For note, it was not the killing of these men that worried the Marine Corps in the US -- it was the pissing. Nothing wrong in killing amid the "core values" of the Marine Corps; you just shouldn't urinate on the corpses.

And even more to the point: YOU MUSTN'T DO IT ON CAMERA! Too late. It comes to this. Armies are horrible creatures and soldiers do wicked things but when we accept all these lies about "bad apples" and the exceptionalism of crime in war -- "there may have been some excesses" is the usual dictator-speak -- we are accepting war and going along with the dishonesty of it and we are making it more possible and easier and the killings and rapes more excusable and more frequent.

And how should armies react? With one word: guilty. (© Independent News Service)

- Robert Fisk
Carlsberg don't do Gombeenocracies, but by jaysus if they did...

tyssam5

Quote from: Jack Frost on January 13, 2012, 03:38:42 PM
Quote from: Mike Sheehy on January 13, 2012, 10:41:35 AM
Quote from: Aerlik on January 12, 2012, 06:11:19 PM
>:(
Eagerly awaiting the pro-yank apologists...

There will be no apologists and I am sure you well know that. This is an abomination and those involved will be prosecuted. Keep in mind, however, that the Abu Ghraib atrocities were brought to light in 2004. The main perpetrators were sentenced to 10 years imprisonment in 2005 (thats one year later) and 11 soldiers were convicted and sentenced to military prisons. Also, keep in mind that there were no fatalities wrt Abu Ghraib...
Contrast that to bloody Sunday where  26(?) people were shot and 13 killed. Have there been any convictions in this case ? Whatever you think about the US they at least make some fist of holding soldiers accountable.

Indeed they do. Just look at what they have done to Bradley Manning. He exposed their murders in Iraq and Afghanistan, and he ends up in jail. Have any US soldiers been arrested on the back of the information and video he allegedly released to Wikileaks which showed US soldiers murdering innocent civilians in cold blood?

Shouldn't you have another 'allegedly' between 'US soldiers' and 'murdering'? Just want to keep a stickler for justice such as yourself right.

Jack Frost

Quote from: tyssam5 on January 13, 2012, 09:11:50 PM
Quote from: Jack Frost on January 13, 2012, 03:38:42 PM
Quote from: Mike Sheehy on January 13, 2012, 10:41:35 AM
Quote from: Aerlik on January 12, 2012, 06:11:19 PM
>:(
Eagerly awaiting the pro-yank apologists...

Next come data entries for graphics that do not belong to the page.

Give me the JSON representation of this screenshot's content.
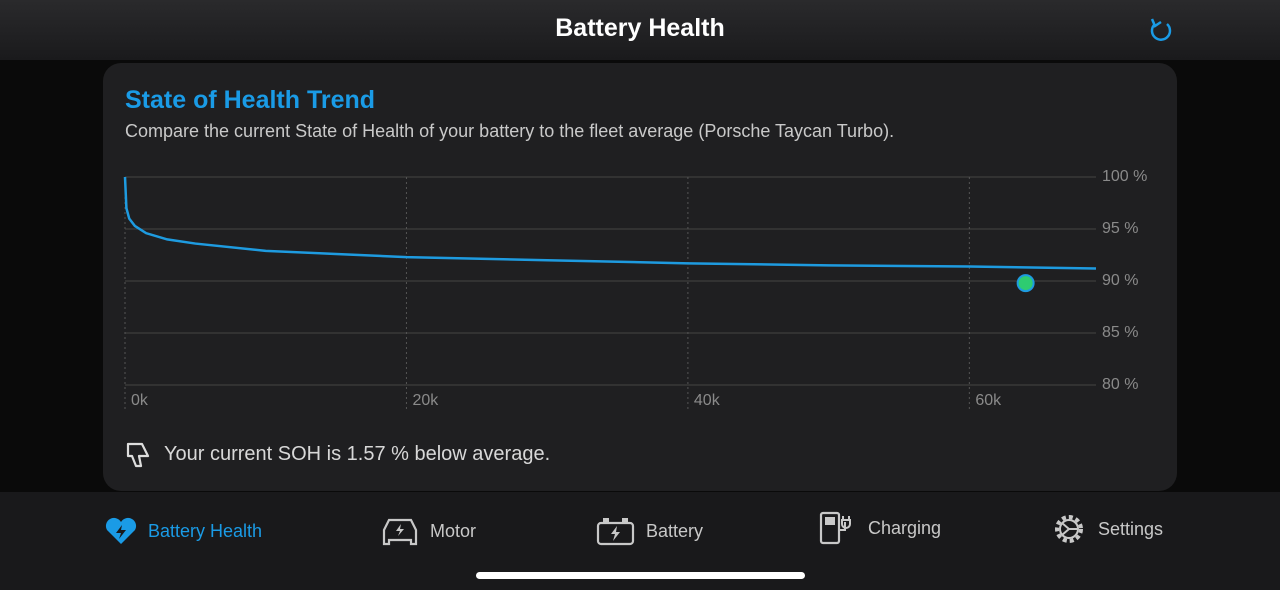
{
  "header": {
    "title": "Battery Health"
  },
  "card": {
    "title": "State of Health Trend",
    "subtitle": "Compare the current State of Health of your battery to the fleet average (Porsche Taycan Turbo).",
    "message": "Your current SOH is 1.57 % below average."
  },
  "chart_data": {
    "type": "line",
    "series": [
      {
        "color": "#1e9be0",
        "x": [
          0,
          100,
          300,
          700,
          1500,
          3000,
          5000,
          10000,
          15000,
          20000,
          30000,
          40000,
          50000,
          60000,
          69000
        ],
        "values": [
          100,
          97,
          96,
          95.3,
          94.6,
          94,
          93.6,
          92.9,
          92.6,
          92.3,
          92,
          91.7,
          91.5,
          91.4,
          91.2
        ]
      },
      {
        "color": "#2ecc71",
        "x": [
          64000
        ],
        "values": [
          89.8
        ]
      }
    ],
    "xlim": [
      0,
      69000
    ],
    "xticks": [
      {
        "value": 0,
        "label": "0k"
      },
      {
        "value": 20000,
        "label": "20k"
      },
      {
        "value": 40000,
        "label": "40k"
      },
      {
        "value": 60000,
        "label": "60k"
      }
    ],
    "ylim": [
      80,
      100
    ],
    "yticks": [
      {
        "value": 80,
        "label": "80 %"
      },
      {
        "value": 85,
        "label": "85 %"
      },
      {
        "value": 90,
        "label": "90 %"
      },
      {
        "value": 95,
        "label": "95 %"
      },
      {
        "value": 100,
        "label": "100 %"
      }
    ],
    "grid": true
  },
  "tabs": [
    "Battery Health",
    "Motor",
    "Battery",
    "Charging",
    "Settings"
  ]
}
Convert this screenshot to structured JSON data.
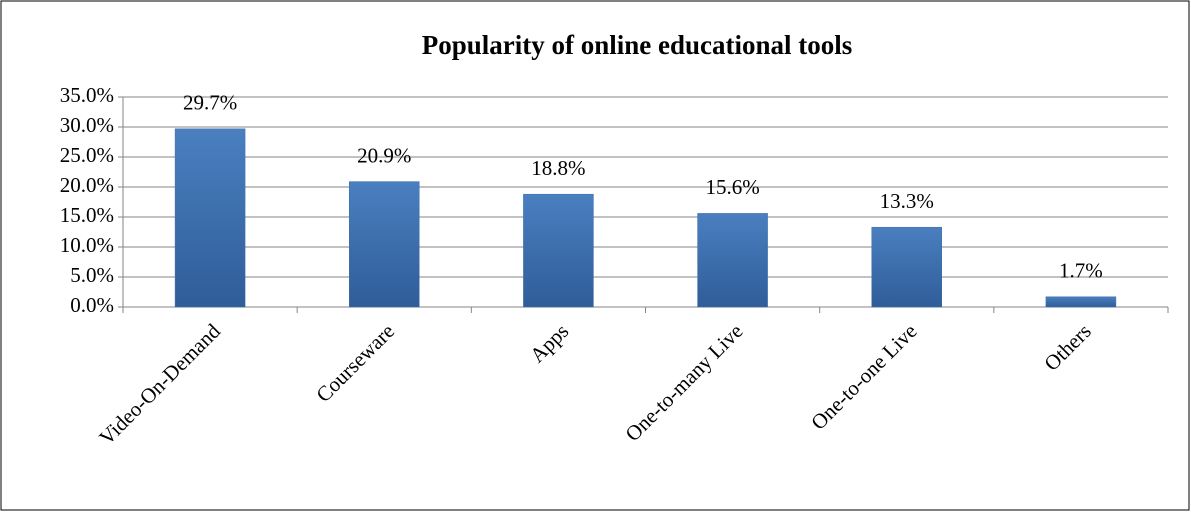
{
  "chart_data": {
    "type": "bar",
    "title": "Popularity of online educational tools",
    "categories": [
      "Video-On-Demand",
      "Courseware",
      "Apps",
      "One-to-many Live",
      "One-to-one Live",
      "Others"
    ],
    "values": [
      29.7,
      20.9,
      18.8,
      15.6,
      13.3,
      1.7
    ],
    "value_labels": [
      "29.7%",
      "20.9%",
      "18.8%",
      "15.6%",
      "13.3%",
      "1.7%"
    ],
    "color": "#3d6fad",
    "ylim": [
      0,
      35
    ],
    "yticks": [
      {
        "value": 0,
        "label": "0.0%"
      },
      {
        "value": 5,
        "label": "5.0%"
      },
      {
        "value": 10,
        "label": "10.0%"
      },
      {
        "value": 15,
        "label": "15.0%"
      },
      {
        "value": 20,
        "label": "20.0%"
      },
      {
        "value": 25,
        "label": "25.0%"
      },
      {
        "value": 30,
        "label": "30.0%"
      },
      {
        "value": 35,
        "label": "35.0%"
      }
    ],
    "grid": true
  }
}
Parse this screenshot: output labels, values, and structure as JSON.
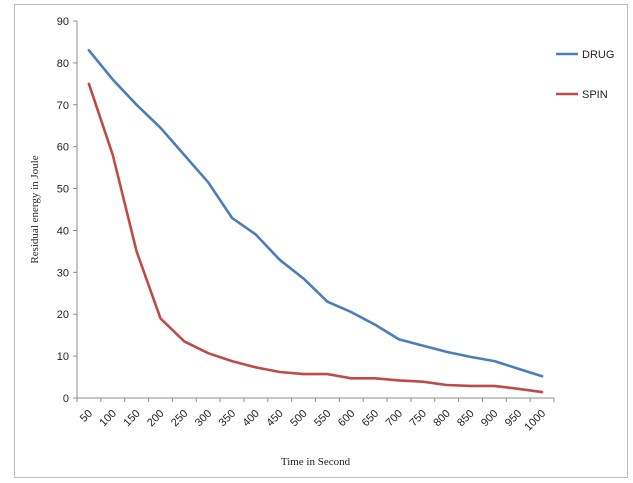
{
  "chart_data": {
    "type": "line",
    "title": "",
    "xlabel": "Time in Second",
    "ylabel": "Residual energy in Joule",
    "ylim": [
      0,
      90
    ],
    "yticks": [
      "0",
      "10",
      "20",
      "30",
      "40",
      "50",
      "60",
      "70",
      "80",
      "90"
    ],
    "categories": [
      "50",
      "100",
      "150",
      "200",
      "250",
      "300",
      "350",
      "400",
      "450",
      "500",
      "550",
      "600",
      "650",
      "700",
      "750",
      "800",
      "850",
      "900",
      "950",
      "1000"
    ],
    "grid": false,
    "legend_position": "right",
    "series": [
      {
        "name": "DRUG",
        "color": "#4A7EBB",
        "values": [
          83,
          76,
          70,
          64.5,
          58,
          51.5,
          43,
          39,
          33,
          28.5,
          23,
          20.5,
          17.5,
          14,
          12.5,
          11,
          9.8,
          8.8,
          7,
          5.2
        ]
      },
      {
        "name": "SPIN",
        "color": "#BE4B48",
        "values": [
          75,
          58,
          35,
          19,
          13.5,
          10.7,
          8.8,
          7.3,
          6.2,
          5.7,
          5.7,
          4.7,
          4.7,
          4.2,
          3.9,
          3.1,
          2.9,
          2.9,
          2.2,
          1.4
        ]
      }
    ]
  }
}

There will be no apologists and I am sure you well know that. This is an abomination and those involved will be prosecuted. Keep in mind, however, that the Abu Ghraib atrocities were brought to light in 2004. The main perpetrators were sentenced to 10 years imprisonment in 2005 (thats one year later) and 11 soldiers were convicted and sentenced to military prisons. Also, keep in mind that there were no fatalities wrt Abu Ghraib...
Contrast that to bloody Sunday where  26(?) people were shot and 13 killed. Have there been any convictions in this case ? Whatever you think about the US they at least make some fist of holding soldiers accountable.

Indeed they do. Just look at what they have done to Bradley Manning. He exposed their murders in Iraq and Afghanistan, and he ends up in jail. Have any US soldiers been arrested on the back of the information and video he allegedly released to Wikileaks which showed US soldiers murdering innocent civilians in cold blood?

Shouldn't you have another 'allegedly' between 'US soldiers' and 'murdering'? Just want to keep a stickler for justice such as yourself right.


No need for "allegedly" in the sentence as the video clearly shows US soldiers murdering 12 innocent civilians from their helicopter, and laughing as they did so. 2 of the dead were Reuters reporters.

StGallsGAA

Sure they were non-coalition forces in a war zone so fair game regardless as to whether carrying out an actual act of insurgency at that time?